Around 5–10% of people who get infected with SARS-CoV-2 will experience symptoms that persist way beyond the initial acute period, a clinical syndrome we are learning more about, known widely as long COVID.
Shortness of breath, brain fog, lethargy and tiredness, loss of smell or taste are common features of long COVID, as is the development of new conditions such as diabetes, heart disease, stroke, depression and dementia.
But how long is the “long”? If and when do symptoms resolve?
A recent study has examined this in detail, following people for two years after their infection. This and other recently published studies on long COVID show that while symptoms do resolve in many people, their resolution is slow and imperfect.
What did the study find?
The key work, led by Ziyad Al-Aly, examines the effect of SARS-CoV-2 two years after infection in a large group of US veterans.
The researchers followed 139,000 people with COVID and almost six million uninfected controls for two years, tracking deaths, hospitalisations and 80 long-term impacts of COVID, categorised into ten organ systems.
They found that people who were initially hospitalised with COVID were 1.3 times more likely to die and 2.6 times more likely to be hospitalised again, compared to the control group (people without COVID), over the two years.
After two years, this “hospitalised” group remained at increased risk of 50 conditions.
People who had milder COVID (who weren’t hospitalised with their initial COVID infection) had an increased risk of death for up to six months and increased risk of hospitalisation for up to 18 months.
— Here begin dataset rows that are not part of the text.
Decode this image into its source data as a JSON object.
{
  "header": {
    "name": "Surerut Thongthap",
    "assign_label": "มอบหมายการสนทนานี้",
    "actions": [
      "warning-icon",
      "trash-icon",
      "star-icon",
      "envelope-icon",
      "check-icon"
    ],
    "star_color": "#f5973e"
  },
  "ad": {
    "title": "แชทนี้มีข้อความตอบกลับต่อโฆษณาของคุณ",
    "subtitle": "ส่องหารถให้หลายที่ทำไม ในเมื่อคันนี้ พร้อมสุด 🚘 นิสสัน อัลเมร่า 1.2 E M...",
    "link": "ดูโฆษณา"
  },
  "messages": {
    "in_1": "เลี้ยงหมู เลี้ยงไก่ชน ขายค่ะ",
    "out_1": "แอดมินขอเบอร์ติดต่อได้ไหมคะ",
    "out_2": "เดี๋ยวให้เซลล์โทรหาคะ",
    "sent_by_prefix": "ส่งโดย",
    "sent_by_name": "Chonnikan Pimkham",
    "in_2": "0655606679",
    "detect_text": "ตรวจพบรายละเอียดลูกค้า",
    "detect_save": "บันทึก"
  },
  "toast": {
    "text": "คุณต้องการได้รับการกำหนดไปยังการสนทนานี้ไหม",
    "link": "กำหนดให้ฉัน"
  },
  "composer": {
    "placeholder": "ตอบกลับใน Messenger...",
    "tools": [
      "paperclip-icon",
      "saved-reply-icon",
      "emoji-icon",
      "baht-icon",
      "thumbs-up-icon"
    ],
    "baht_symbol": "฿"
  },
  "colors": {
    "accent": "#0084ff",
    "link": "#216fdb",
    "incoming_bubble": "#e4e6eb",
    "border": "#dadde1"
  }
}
However, at two years, they remained at increased risk of 25 conditions.
So, while people who were initially hospitalised for COVID had worse outcomes over the two-year follow-up, there was still a substantial burden of illness in people who initially had milder COVID.
This included a risk of clots and blood disorders, lung disease, fatigue, gut disorders, muscle and joint disorders and diabetes.
Findings from other recent research were similar
A separate cohort study followed more than 208,000 veterans with COVID over two years. It showed that overall, 8.7% died compared with 4.1% in the uninfected control group. The risk of death was concentrated in the first six months after infection.
A third, not yet peer-reviewed and smaller cohort study of 341 people with long COVID from Spain, found only 7.6% of them recovered at two years.
Another significant (not yet peer-reviewed) study from the United Kingdom assessed diabetes risk after COVID by following 15 million people in England from 2020–21.
It found a 30–50% elevated risk of new type 2 diabetes after COVID. This increased risk persisted up to two years. But the risk for type 1 diabetes risk did not persist.
An Australian (not yet peer-reviewed) study followed 31 people who developed long COVID and 31 matched controls who recovered from COVID for two years.
It found that most of the concerning immunological dysfunction effects that had been present at eight months, had resolved by two years.
While almost two-thirds of those with long COVID (62%) reported improved quality of life over the two years, one-third were still struggling in this regard two years after their infection.
Finally, a recent whole-body positron emission tomography (PET) imaging and biopsy study showed prolonged tissue level immune-activation and viral persistence in the gut for up to a remarkable two years after COVID.
These studies have some limitations
It’s important to note the observational studies have some inherent limitations.
The US veterans cohort studied by Al-Aly is nearly 90% men, with an average age of 61 years, which is different to groups most at risk of long COVID.
They acquired their initial infection in 2020, before Omicron, before vaccination and before therapies – all of which are protective against long COVID to a degree.
Having said that, long COVID still frequently occurs in vaccinated people infected with Omicron.
We still don’t have treatments for long COVID
Increasing understanding about underlying mechanisms of long COVID, such as those involving persistent virus and effects on mitochondria – the powerhouse of the cells – can lead to treatment options that need to be trialled.
In July 2023, the White House established the Office of Long COVID Research and Practice. Two randomised trials are testing whether the antiviral nirmatrelvir-ritonavir (Paxlovid) can treat long COVID are currently recruiting patients.
A separate randomised, placebo-controlled trial has shown that metformin, a commonly prescribed anti-diabetic medication, taken for two weeks (and taken within three days of testing positive for COVID) reduced the chance of developing long COVID by 41%.
The mechanism may involve an effect on mitochondria or directly on the virus.
But it’s still important to prevent COVID (re)infections
Taken together, these studies on the longevity of long COVID add substantially to the case to fast-track the development of interventions and therapies to prevent and/or cure the condition.
In the meantime, it’s crucially important to prevent (re)infections in the first place to reduce the future burden of long COVID, already estimated to be greater than 65 million people globally.
Breathe clean air by ensuring indoor spaces are well-ventilated. In poorly ventilated or crowded spaces, wear a well-fitted and high-quality mask (a P2, KN95 or N95 mask), and/or use air filtration devices suitable for the space you are in.
Keep up to date with boosters. And get tested so you can get antiviral treatment if you’re eligible.
If you suspect you have long COVID, discuss this with your GP, who may refer you to specialised services or multidisciplinary care.